Massachusetts Foreclosures Reviewed Following Errors
The state’s top bank regulators said yesterday that they plan to scrutinize the foreclosures made by major national mortgage lenders in Massachusetts, following mounting reports of errors in such proceedings across the country.
Barbara Anthony, undersecretary of the Office of Consumer Affairs and Business Regulation, said the state will examine procedures to make sure lenders are following the law. The move follows decisions by Bank of America Corp. and other major lenders to temporarily freeze foreclosures in other states over concerns that errors were made.
“The Massachusetts Division of Banks has extensive safeguards in place to ensure that homeowners facing foreclosure receive the strong protections they deserve,’’ said Anthony, adding that the state will “coordinate appropriate actions with federal and state enforcement authorities to ensure compliance with Massachusetts requirements.’’
Housing advocates and state officials have been calling for swift action to make sure foreclosures are being handled properly.
On Saturday, Attorney General Martha Coakley urged Bank of America and other major lenders to stop foreclosures in Massachusetts until they can prove they have complied with local law. The call came a day after Bank of America joined JPMorgan Chase & Co. and GMAC Mortgage, a part of Ally Financial, in a foreclosure slowdown in 23 states that carry out the proceedings in court.
Chase spokesman Tom Kelly said the lender stopped foreclosures last week after learning that some employees signed affidavits on loan documents without “personally having reviewed those files.’’ He said the lender did not stop procedures in Massachusetts because state law does not require similar paperwork.
Bank of America officials made their decision after a deposition surfaced from a bank executive who said she signed as many as 8,000 foreclosure documents a month without reviewing them. The deposition came from a lawsuit filed last year in US Bankruptcy Court in Massachusetts.
Bank of America officials declined to comment for this story.
James O’Connor Jr., the Fitchburg lawyer who represents Patricia Starr in bankruptcy court, said the testimony by the Bank of America executive exemplified an “industry practice’’ in which servicers sign foreclosure documents in bulk.
“It is a standard practice,’’ he said. “They don’t read them. They don’t know what they are signing. There is no notary present.’’
Housing advocates say that the situation may be worse in Massachusetts because lenders are making the same kinds of mistakes here, but there’s no judge to oversee the process. Foreclosure proceedings don’t require court approval in Massachusetts.
“The lenders are doing the exact same thing here that they are doing everywhere else,’’ said Paul Collier, a Cambridge lawyer who represents homeowners fighting foreclosures. “It’s the same liars telling the same lies.’’
Kathleen C. Engel, associate dean for intellectual life at Suffolk University Law School, said the recent controversy points out a weakness in Massachusetts law.
“Massachusetts is quite handicapped,’’ said Engel. “Massachusetts has essentially adopted a law that gives a free pass to lenders.’’

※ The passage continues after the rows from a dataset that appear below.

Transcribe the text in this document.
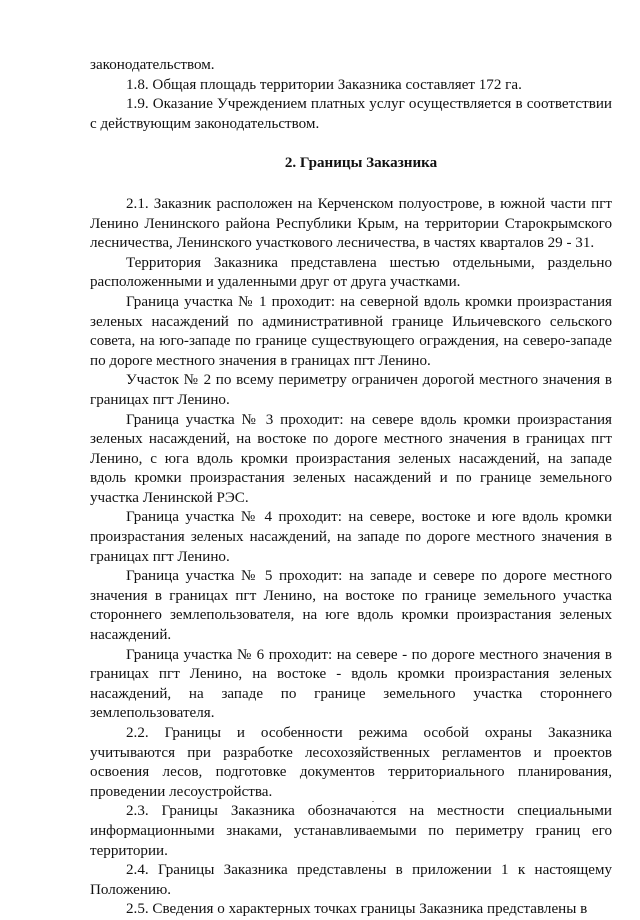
законодательством.

1.8. Общая площадь территории Заказника составляет 172 га.

1.9. Оказание Учреждением платных услуг осуществляется в соответствии с действующим законодательством.

2. Границы Заказника

2.1. Заказник расположен на Керченском полуострове, в южной части пгт Ленино Ленинского района Республики Крым, на территории Старокрымского лесничества, Ленинского участкового лесничества, в частях кварталов 29 - 31.

Территория Заказника представлена шестью отдельными, раздельно расположенными и удаленными друг от друга участками.

Граница участка № 1 проходит: на северной вдоль кромки произрастания зеленых насаждений по административной границе Ильичевского сельского совета, на юго-западе по границе существующего ограждения, на северо-западе по дороге местного значения в границах пгт Ленино.

Участок № 2 по всему периметру ограничен дорогой местного значения в границах пгт Ленино.

Граница участка № 3 проходит: на севере вдоль кромки произрастания зеленых насаждений, на востоке по дороге местного значения в границах пгт Ленино, с юга вдоль кромки произрастания зеленых насаждений, на западе вдоль кромки произрастания зеленых насаждений и по границе земельного участка Ленинской РЭС.

Граница участка № 4 проходит: на севере, востоке и юге вдоль кромки произрастания зеленых насаждений, на западе по дороге местного значения в границах пгт Ленино.

Граница участка № 5 проходит: на западе и севере по дороге местного значения в границах пгт Ленино, на востоке по границе земельного участка стороннего землепользователя, на юге вдоль кромки произрастания зеленых насаждений.

Граница участка № 6 проходит: на севере - по дороге местного значения в границах пгт Ленино, на востоке - вдоль кромки произрастания зеленых насаждений, на западе по границе земельного участка стороннего землепользователя.

2.2. Границы и особенности режима особой охраны Заказника учитываются при разработке лесохозяйственных регламентов и проектов освоения лесов, подготовке документов территориального планирования, проведении лесоустройства.

2.3. Границы Заказника обозначаются на местности специальными информационными знаками, устанавливаемыми по периметру границ его территории.

2.4. Границы Заказника представлены в приложении 1 к настоящему Положению.

2.5. Сведения о характерных точках границы Заказника представлены в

State Senator Susan Tucker, Democrat of Andover, said the Joint Committee on Housing recently considered a plan to require judicial review of foreclosures but tabled the discussion because of lack of funding.
“Unfortunately, it was just the beginning of the financial meltdown and it was impossible to get enough support for the kind of beefing up of the court system,’’ she said.
The validity of foreclosure procedures has been at issue in Massachusetts since 2009 after a Land Court ruling that two foreclosures in Springfield were invalid because ownership of the mortgages were not clear when the properties were sold.
The case addressed issues created during the housing boom as millions of mortgages nationwide were bundled into bonds and sold to investors, often resulting in a twisted paper trail that obscured ownership. Lenders would sometimes file final paperwork on a foreclosure sale, including validating ownership, after the deal was completed. The Supreme Judicial Court is expected to hear oral argument on the case this week.
Collier, who represents one of the homeowners in the Land Court case, said this week’s hearing relates directly to current questions about the foreclosure process. “It is the same kind of document falsification process that is being exposed,’’ he said.
The discussion comes as foreclosures continue to rise in Massachusetts. In August, 1,207 owners lost their homes, an 83.2 percent increase from the 659 reported during the same month in 2009, according to Warren Group, a Boston company that tracks local real estate. During the first eight months of the year, 9,887 owners lost their properties to foreclosure — surpassing the 9,269 completed foreclosures recorded during all of last year, the group said.